To understand port stealing you have first to understand how Ethernet, and Ethernet switches in particular, works. First, there is the MAC address, which is the unique address of each and every computer that is connected to an Ethernet network, and that is recorded in the network adapter. Ethernet frames have two MAC addresses stamped to it: one is the source address, which identifies the computer that sent the frame; and the other one is the destination address, which is the address of the computer to which the frame has to be delivered.
In the early days of Ethernet (up to the mid 1990s) all frames were sent to everyone, using a shared media, such as a coaxial cables, so everyone could listen to all the traffic. This had several problems, security being just one of them. Ethernet switches improved this situation by segmenting the network, in such a way that every computer now has its own dedicated port.
An Ethernet switch is able to learn who is connect to a port. It does so by listening to the port traffic. As soon as your computer send a Ethernet frame — any frame — the switch looks at the source address, and records it into a internal table. When it receives a frame that is destined for your computer, it sends the frame only for you. The computers in the other ports don’t receive the same frame.
Once you understand how it works up to this point, the port stealing attack becomes easy to understand. An attacker is connected to another port of the switch, and as such, he’s blocked from watching your traffic (it’s being sent only for you). But the attacker can send fake frames to the switch, containing your MAC address as the source address. He’s impersonating your computer, and the switch gets confused. The switch usually transmits the frame to the last port which appeared to be the “owner” of that MAC address, and if the attacker is sending lots of frames, he’s going to receive your frame in your place.

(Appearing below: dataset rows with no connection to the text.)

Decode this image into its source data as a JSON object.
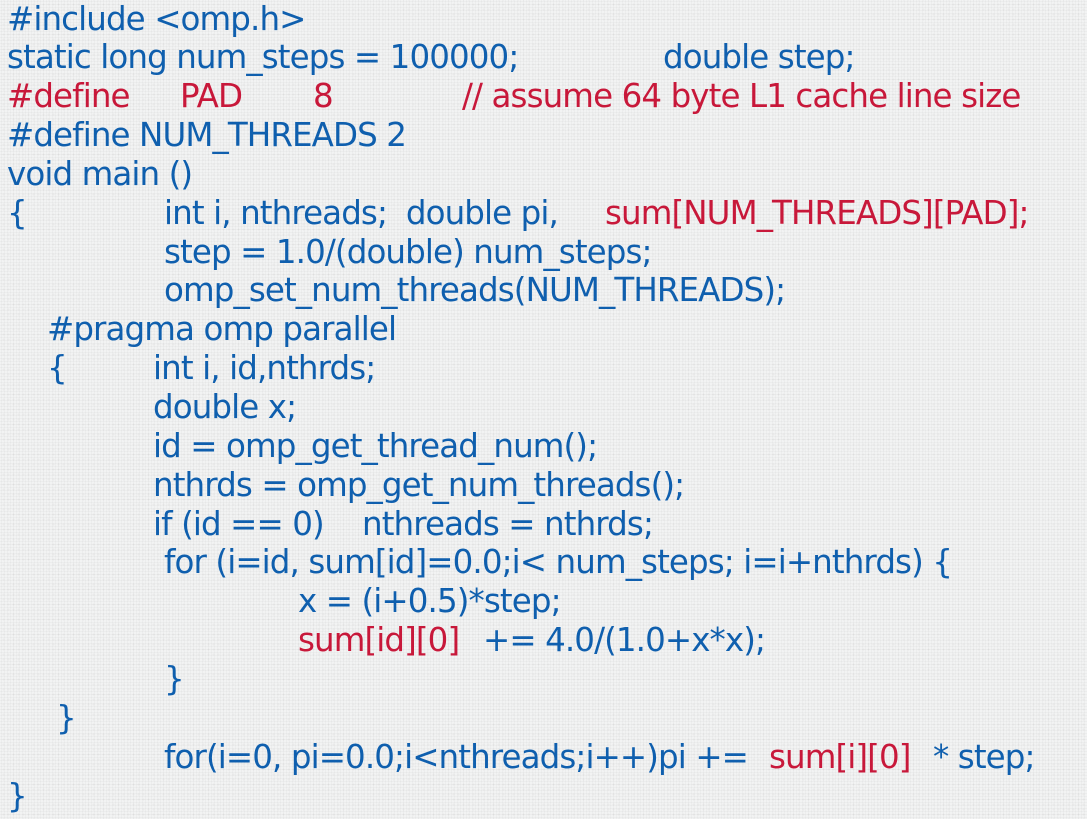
{
  "colors": {
    "code_blue": "#0f5fae",
    "highlight_red": "#c8183a",
    "background": "#f2f3f3"
  },
  "lines": {
    "l1": "#include <omp.h>",
    "l2a": "static long num_steps = 100000;",
    "l2b": "double step;",
    "l3a": "#define",
    "l3b": "PAD",
    "l3c": "8",
    "l3d": "// assume 64 byte L1 cache line size",
    "l4": "#define NUM_THREADS 2",
    "l5": "void main ()",
    "l6a": "{",
    "l6b": "int i, nthreads;  double pi,",
    "l6c": "sum[NUM_THREADS][PAD];",
    "l7": "step = 1.0/(double) num_steps;",
    "l8": "omp_set_num_threads(NUM_THREADS);",
    "l9": "#pragma omp parallel",
    "l10a": "{",
    "l10b": "int i, id,nthrds;",
    "l11": "double x;",
    "l12": "id = omp_get_thread_num();",
    "l13": "nthrds = omp_get_num_threads();",
    "l14a": "if (id == 0)",
    "l14b": "nthreads = nthrds;",
    "l15": "for (i=id, sum[id]=0.0;i< num_steps; i=i+nthrds) {",
    "l16": "x = (i+0.5)*step;",
    "l17a": "sum[id][0]",
    "l17b": "+= 4.0/(1.0+x*x);",
    "l18": "}",
    "l19": "}",
    "l20a": "for(i=0, pi=0.0;i<nthreads;i++)pi +=",
    "l20b": "sum[i][0]",
    "l20c": "* step;",
    "l21": "}"
  }
}
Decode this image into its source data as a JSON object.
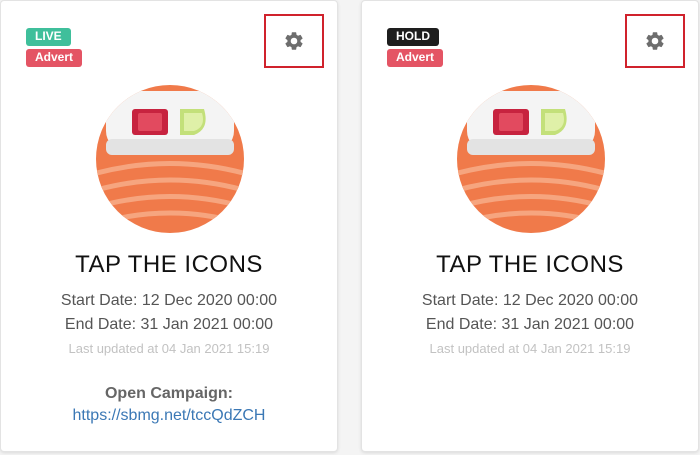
{
  "cards": [
    {
      "status_badge": "LIVE",
      "status_color": "#3fbf9b",
      "type_badge": "Advert",
      "type_color": "#e45464",
      "title": "TAP THE ICONS",
      "start_date": "Start Date: 12 Dec 2020 00:00",
      "end_date": "End Date: 31 Jan 2021 00:00",
      "last_updated": "Last updated at 04 Jan 2021 15:19",
      "open_campaign_label": "Open Campaign:",
      "open_campaign_url": "https://sbmg.net/tccQdZCH"
    },
    {
      "status_badge": "HOLD",
      "status_color": "#1e1e1e",
      "type_badge": "Advert",
      "type_color": "#e45464",
      "title": "TAP THE ICONS",
      "start_date": "Start Date: 12 Dec 2020 00:00",
      "end_date": "End Date: 31 Jan 2021 00:00",
      "last_updated": "Last updated at 04 Jan 2021 15:19"
    }
  ],
  "icons": {
    "settings": "gear-icon",
    "illustration": "sushi-roll-icon"
  }
}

What happens next depends on the attacker’s intention. He may receive your packet and keep it for himself. But he can also send the packet back a few moments later so you receive it, with a little bit of delay, and have no way to tell that it was compromised.
Port stealing rely on the fact that the switch needs to update its address table dynamically, because real networks are not completely static. For example, if you move your computer from one port to the other, you’d expect the traffic to be sent to the new port instead of the old one. However, there are some more advanced configurations that you can apply to a switch in order to make this kind of attack harder to do. These features are typical of the more expensive “entreprise grade” switches and not found in the less expensive small business equipment typically found in most companies and homes, which makes these environments more vulnerable. But at the same time, this isn’t a very useful attack for small networks because involves a lot of work to capture just a small amount of traffic.